Wii Sports is, to this day, the fourth best-selling game of all time and apparently, Nintendo has Reggie Fils-Aimé to thank for that. Wii Sports is one of the most beloved games from Nintendo and that's largely because everyone who bought a Wii outside of Japan got a copy of the game. It was an incredibly easy way for Nintendo to showcase and communicate the purpose of the motion-controlled console, allowing everyone the opportunity to quickly grasp it by acting out various sports with the Wii remote. It's probably only on the list of the best-selling games because of how it was included with almost every console, but it's a move that likely helped the console become a massive success.
In his new book, "Disrupting the Game: From the Bronx to the Top of Nintendo" former Nintendo of American President Reggie Fils-Aimé discusses how he was the driving force behind bundling Wii Sports with every Wii and the tensions that created within the company. Fils-Aimé believed in how the game highlighted the purpose of the console and encouraged group-play, prompting him to present the idea to Nintendo's global president Satoru Iwata, who was immediately resistant to the idea. Iwata stated they didn't want to give away "precious content" for free as it pushes people to buy hardware and the games will be sold over long stretches of time. Fils-Aimé stated that Wii Sports could be what Nintendo needs to break away from a niche audience and into the mass-market. After months of conversations, Iwata began to be convinced.

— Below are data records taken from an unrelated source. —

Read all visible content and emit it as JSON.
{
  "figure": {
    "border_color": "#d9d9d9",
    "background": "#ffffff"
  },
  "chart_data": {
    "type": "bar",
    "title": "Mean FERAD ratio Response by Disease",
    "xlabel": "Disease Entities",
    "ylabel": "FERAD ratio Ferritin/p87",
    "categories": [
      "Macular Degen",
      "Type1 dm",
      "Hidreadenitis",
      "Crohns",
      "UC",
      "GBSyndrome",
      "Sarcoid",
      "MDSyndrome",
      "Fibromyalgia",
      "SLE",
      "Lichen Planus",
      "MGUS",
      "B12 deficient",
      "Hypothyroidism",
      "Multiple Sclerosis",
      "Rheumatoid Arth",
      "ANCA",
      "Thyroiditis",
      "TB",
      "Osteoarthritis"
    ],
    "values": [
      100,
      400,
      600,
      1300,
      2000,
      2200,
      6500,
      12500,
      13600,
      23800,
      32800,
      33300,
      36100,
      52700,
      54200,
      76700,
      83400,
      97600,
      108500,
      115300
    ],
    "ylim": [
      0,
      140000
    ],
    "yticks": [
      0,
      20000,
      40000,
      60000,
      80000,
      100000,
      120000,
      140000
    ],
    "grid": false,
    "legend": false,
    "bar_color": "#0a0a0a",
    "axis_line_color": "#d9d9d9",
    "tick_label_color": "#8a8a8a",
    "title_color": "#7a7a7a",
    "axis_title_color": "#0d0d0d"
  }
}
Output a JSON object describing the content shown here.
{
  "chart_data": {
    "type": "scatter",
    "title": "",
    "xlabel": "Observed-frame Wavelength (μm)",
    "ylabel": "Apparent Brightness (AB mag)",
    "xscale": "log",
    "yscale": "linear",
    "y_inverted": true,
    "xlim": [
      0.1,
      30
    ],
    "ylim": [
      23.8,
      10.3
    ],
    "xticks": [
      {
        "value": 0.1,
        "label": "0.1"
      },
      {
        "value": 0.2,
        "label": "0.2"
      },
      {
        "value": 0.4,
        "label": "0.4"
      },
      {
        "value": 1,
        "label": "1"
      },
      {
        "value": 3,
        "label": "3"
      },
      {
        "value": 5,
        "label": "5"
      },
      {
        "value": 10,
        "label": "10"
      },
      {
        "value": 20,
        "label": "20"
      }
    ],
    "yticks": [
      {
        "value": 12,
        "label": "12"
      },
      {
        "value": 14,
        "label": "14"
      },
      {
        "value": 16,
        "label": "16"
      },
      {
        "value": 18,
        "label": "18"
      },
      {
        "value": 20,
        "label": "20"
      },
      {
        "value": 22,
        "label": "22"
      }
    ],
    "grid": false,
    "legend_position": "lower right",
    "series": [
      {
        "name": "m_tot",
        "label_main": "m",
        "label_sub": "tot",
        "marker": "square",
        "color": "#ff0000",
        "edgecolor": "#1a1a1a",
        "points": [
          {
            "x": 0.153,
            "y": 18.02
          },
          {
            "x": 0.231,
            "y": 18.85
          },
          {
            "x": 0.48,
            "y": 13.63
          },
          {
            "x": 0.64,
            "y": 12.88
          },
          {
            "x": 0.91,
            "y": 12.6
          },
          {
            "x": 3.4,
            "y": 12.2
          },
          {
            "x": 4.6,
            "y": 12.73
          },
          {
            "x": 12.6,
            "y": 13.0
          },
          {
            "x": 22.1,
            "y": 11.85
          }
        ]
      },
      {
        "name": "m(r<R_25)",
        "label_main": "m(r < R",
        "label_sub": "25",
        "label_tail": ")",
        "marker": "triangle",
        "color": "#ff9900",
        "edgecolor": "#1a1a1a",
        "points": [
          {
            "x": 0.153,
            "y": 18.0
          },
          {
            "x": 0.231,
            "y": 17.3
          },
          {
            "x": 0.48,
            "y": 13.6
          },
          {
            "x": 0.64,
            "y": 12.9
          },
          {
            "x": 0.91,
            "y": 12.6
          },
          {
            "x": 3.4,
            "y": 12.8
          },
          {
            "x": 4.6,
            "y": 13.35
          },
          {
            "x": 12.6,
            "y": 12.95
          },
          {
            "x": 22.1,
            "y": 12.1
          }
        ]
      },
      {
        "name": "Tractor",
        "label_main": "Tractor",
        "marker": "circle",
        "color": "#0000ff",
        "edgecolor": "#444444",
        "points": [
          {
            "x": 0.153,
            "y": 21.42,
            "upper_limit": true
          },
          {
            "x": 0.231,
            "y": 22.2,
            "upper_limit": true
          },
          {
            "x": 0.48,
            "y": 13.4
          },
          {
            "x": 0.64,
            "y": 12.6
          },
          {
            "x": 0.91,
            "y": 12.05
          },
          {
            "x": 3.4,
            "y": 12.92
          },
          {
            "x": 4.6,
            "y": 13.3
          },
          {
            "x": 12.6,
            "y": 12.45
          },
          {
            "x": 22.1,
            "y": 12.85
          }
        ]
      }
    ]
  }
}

Ultimately, Fils-Aimé had to convince Shigeru Miyamoto, the creator of Mario and many other classic Nintendo franchises. Miyamoto suggested a compromise by bundling Wii Play, a collection of other mini-games, but Fils-Aimé didn't see the value in it as the bundle game for the console. He instead suggested it be bundled with separate accessories. Miyamoto expressed displeasure in the idea, as he also didn't believe in giving away games and almost seemed offended at the notion, but Iwata defended Fils-Aimé's idea. After many more meetings, a compromise was made: Wii Sports would be bundled with the Wii in Western markets, but sold separately in Japan. Ultimately, the Wii sold better in the Americas and Europe.
Now, Nintendo Switch Sports is the talk of the town, but was notably sold for $49.99 at physical retailers. The game has received solid reviews and will likely go on to sell plenty of copies. Nintendo Switch Sports players have already broken their TVs with their Joy-Cons, serving as a reminder of similar incidents when the Wii debuted.